Die Kläger kritisieren das gesamte Verfahren und verweisen auf fundamentale Risiken. Sie machen deutlich, dass die Rohstoffgewinnung Schutzinteressen weitgehend ausblendet. So warnen sie insbesondere vor einer erheblichen Hochwassergefahr: Bei Extremhochwasser würden die Rheindeiche definitiv überspült und die abgesenkten Gebiete in mehrere Meter tiefe Wasserfallen verwandelt. Auch bei Deichbrüchen gäbe es keine Möglichkeit, das angestaute Wasser in den höher liegenden Rhein abzuleiten, was eine langfristige Überflutung von Wohn- und Gewerbegebieten sowie landwirtschaftlichen Flächen zur Folge hätte und eine Gefahr für Leib und Leben darstellt.

Ein weiteres Risiko betrifft den Grundwasserschutz. Rheinhochwasser könnte bei Überströmung der Deiche oder im Falle eines Deichbruchs ungefiltert in das abgesenkte Trinkwasserschutzgebiet eindringen und so die kommunale Wasserhaushaltsführung dauerhaft verunreinigen und schädigen. Darüber hinaus werde durch das bergbaubedingte Abpumpen des Grundwassers ohnehin ein erheblicher Teil der Grundwasservorräte vernichtet.

Hinzu kommt aus Sicht der Kläger ein klarer Verstoß gegen das Naturschutzrecht, da Abbauflächen Lebensräume bedrohen und Naturschutzgebiete wie das Ramser Gebiet zerstören. Auch die abbaubedingte CO₂-Bilanz bei Gewinnung, Verarbeitung und Logistik sei in den Genehmigungsunterlagen nicht betrachtet worden. Zusätzlich wird mit massiven Schäden und Zerstörungen an Wohneigentum, an kommunaler Infrastruktur wie Straßen und Kanalnetzen sowie an Kulturgütern wie dem Dom und der Innenstadt in Xanten gerechnet.

Die Kläger bemängeln außerdem unkalkulierbare Ewigkeitskosten, für die es weder ausreichende noch rechtlich gesicherte Rücklagen außerhalb des Betriebsvermögens von K+S gebe. Volkswirtschaftlich sei der Salzabbau daher nicht sinnvoll, da die unendlich hohen Folgekosten in keinem Verhältnis zur endlichen Rohstoffgewinnung bis 2050 stünden.

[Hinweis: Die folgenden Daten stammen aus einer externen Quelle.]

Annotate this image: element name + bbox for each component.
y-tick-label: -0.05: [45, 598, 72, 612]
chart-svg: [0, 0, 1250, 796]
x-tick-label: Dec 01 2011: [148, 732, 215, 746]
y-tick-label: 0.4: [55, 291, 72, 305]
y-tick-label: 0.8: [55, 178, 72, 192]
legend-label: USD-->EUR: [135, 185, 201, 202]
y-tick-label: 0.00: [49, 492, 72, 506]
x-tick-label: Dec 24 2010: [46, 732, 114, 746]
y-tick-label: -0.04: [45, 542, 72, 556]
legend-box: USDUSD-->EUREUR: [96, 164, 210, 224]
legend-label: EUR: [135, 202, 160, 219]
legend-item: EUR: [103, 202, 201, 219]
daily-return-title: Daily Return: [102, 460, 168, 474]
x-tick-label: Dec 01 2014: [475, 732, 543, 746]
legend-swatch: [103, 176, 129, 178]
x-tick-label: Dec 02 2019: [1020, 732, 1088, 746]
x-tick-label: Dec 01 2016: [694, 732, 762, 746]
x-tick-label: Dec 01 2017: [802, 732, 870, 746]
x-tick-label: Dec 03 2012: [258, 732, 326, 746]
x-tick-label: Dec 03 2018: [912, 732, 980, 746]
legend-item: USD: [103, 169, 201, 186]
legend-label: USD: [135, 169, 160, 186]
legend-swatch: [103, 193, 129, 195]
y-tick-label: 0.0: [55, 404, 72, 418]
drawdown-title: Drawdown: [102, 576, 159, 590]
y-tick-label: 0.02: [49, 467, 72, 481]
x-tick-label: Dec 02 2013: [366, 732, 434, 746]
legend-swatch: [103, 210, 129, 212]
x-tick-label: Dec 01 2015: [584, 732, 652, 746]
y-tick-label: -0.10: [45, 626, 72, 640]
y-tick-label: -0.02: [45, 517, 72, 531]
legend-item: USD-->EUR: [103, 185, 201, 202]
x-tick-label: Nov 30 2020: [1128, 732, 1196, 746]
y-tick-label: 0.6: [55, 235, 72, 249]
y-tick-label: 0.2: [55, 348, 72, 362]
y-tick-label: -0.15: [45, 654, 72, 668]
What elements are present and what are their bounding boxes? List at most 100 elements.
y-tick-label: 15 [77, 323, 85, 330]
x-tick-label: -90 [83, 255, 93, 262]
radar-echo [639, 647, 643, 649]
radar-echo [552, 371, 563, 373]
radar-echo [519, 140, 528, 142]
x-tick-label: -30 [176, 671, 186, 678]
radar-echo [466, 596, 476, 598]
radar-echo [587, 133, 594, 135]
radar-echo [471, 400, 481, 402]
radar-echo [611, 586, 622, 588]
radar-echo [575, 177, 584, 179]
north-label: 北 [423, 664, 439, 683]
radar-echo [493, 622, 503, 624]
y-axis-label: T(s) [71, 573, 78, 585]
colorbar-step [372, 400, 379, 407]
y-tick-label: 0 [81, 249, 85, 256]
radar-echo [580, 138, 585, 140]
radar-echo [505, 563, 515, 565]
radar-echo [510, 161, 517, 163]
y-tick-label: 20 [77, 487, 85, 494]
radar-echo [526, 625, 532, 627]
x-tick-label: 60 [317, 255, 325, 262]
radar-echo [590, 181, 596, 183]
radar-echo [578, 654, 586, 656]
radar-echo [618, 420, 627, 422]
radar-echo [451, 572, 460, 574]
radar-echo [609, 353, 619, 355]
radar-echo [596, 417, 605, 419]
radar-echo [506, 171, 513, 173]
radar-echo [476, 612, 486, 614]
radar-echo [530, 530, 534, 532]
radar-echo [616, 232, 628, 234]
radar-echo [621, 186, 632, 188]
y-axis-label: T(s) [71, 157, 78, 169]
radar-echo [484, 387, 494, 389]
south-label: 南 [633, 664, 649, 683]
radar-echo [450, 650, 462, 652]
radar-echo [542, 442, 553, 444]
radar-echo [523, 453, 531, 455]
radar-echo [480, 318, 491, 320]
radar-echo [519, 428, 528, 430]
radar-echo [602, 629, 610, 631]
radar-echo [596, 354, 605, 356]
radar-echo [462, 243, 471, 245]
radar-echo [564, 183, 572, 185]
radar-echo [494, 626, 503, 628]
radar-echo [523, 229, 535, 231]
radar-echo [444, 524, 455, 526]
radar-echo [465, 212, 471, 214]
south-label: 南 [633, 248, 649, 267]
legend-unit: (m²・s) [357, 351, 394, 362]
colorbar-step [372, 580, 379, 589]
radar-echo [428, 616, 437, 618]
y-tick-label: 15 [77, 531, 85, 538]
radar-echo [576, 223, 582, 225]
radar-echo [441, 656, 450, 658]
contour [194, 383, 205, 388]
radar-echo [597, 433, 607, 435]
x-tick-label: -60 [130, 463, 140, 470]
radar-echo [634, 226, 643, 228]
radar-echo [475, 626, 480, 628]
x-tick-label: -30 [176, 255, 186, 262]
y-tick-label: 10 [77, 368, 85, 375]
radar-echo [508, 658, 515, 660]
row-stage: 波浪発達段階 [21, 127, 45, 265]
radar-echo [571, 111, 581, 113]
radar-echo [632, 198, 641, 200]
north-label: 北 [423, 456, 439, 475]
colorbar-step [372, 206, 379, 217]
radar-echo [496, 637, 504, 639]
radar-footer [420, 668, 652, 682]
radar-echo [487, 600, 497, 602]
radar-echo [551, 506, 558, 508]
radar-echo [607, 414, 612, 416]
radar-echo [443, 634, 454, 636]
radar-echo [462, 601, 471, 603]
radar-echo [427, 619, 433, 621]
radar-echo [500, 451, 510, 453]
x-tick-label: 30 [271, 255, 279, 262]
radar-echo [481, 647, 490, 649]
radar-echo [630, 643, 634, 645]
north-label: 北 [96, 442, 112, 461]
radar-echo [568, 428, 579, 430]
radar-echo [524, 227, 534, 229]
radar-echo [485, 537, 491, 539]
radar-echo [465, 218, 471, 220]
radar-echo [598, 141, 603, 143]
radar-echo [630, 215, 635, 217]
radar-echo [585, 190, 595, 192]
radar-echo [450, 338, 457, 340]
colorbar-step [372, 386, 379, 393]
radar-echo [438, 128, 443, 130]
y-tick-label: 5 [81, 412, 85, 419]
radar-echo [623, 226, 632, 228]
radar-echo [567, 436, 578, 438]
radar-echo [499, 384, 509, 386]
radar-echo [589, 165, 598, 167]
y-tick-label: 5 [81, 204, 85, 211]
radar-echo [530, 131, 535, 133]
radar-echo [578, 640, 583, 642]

Darüber hinaus sei die Haftung bei Schäden stark begrenzt. Bei prognostizierten Absenkungszeiträumen von bis zu 200 Jahren hafte das Bergbauunternehmen gemäß BGB lediglich 30 Jahre lang. Danach blieben Bürger und Grundbesitzer allein auf den durch den Bergbau entstandenen Schäden sitzen. Weder Rechtsschutzversicherungen noch Wohngebäudeversicherungen würden Bergbauschäden abdecken.

Die Kläger bemängeln auch, dass Schäden vom Bergbauunternehmen selbst bewertet werden. Dies werfe erhebliche Zweifel an der Objektivität der Gutachten auf. Zudem überlagere das Bundesberggesetz viele andere Schutzrechte wie Naturschutz-, Wasser- und Bauplanungsrecht. Auch eine Prüfung von Alternativen sei unterblieben. So sei weder die Auffüllung der Hohlräume (der sogenannte „Versatz“), die massive Senkungen und Folgeschäden deutlich abmildern könnte, noch eine Betrachtung anderer Verfahren wie der von K+S in Australien angewandten Salzgewinnung aus Meerwasser erfolgt. Schließlich kritisieren die Kläger die Ausgrenzung der Öffentlichkeit: Einwände von Bürgerinnen und Bürgern sowie von Institutionen seien nicht berücksichtigt worden. Selbst das Einsichtsrecht in Stellungnahmen der Träger öffentlicher Belange habe erst eingeklagt werden müssen. Zudem seien die Auslage der Antragsunterlagen und die Beteiligung der Öffentlichkeit nicht fristgerecht erfolgt, und zu Klimafragen habe es überhaupt keine öffentliche Beteiligung gegeben.

Die Forderungen der Kläger

Das Bündnis sieht daher nur in einer grundlegenden Reform des Bundesberggesetzes die Möglichkeit, Regionen wie den Niederrhein künftig wirksam zu schützen. Zunächst fordern die Kläger, dass ein weiterer Abbau nur unter Einsatz des sogenannten Versatzes erfolgen darf, um großflächige Absenkungen zu verhindern und Schäden abzumildern. Außerdem müsse das Bergbauunternehmen K+S bis zum Eintritt der sogenannten Bergruhe auf die Verjährungseinrede verzichten. Parallel dazu sei die Hinterlegung ausreichender Sicherheitsleistungen und Bürgschaften für Bergschäden und Ewigkeitslasten bei der zuständigen Aufsichtsbehörde notwendig.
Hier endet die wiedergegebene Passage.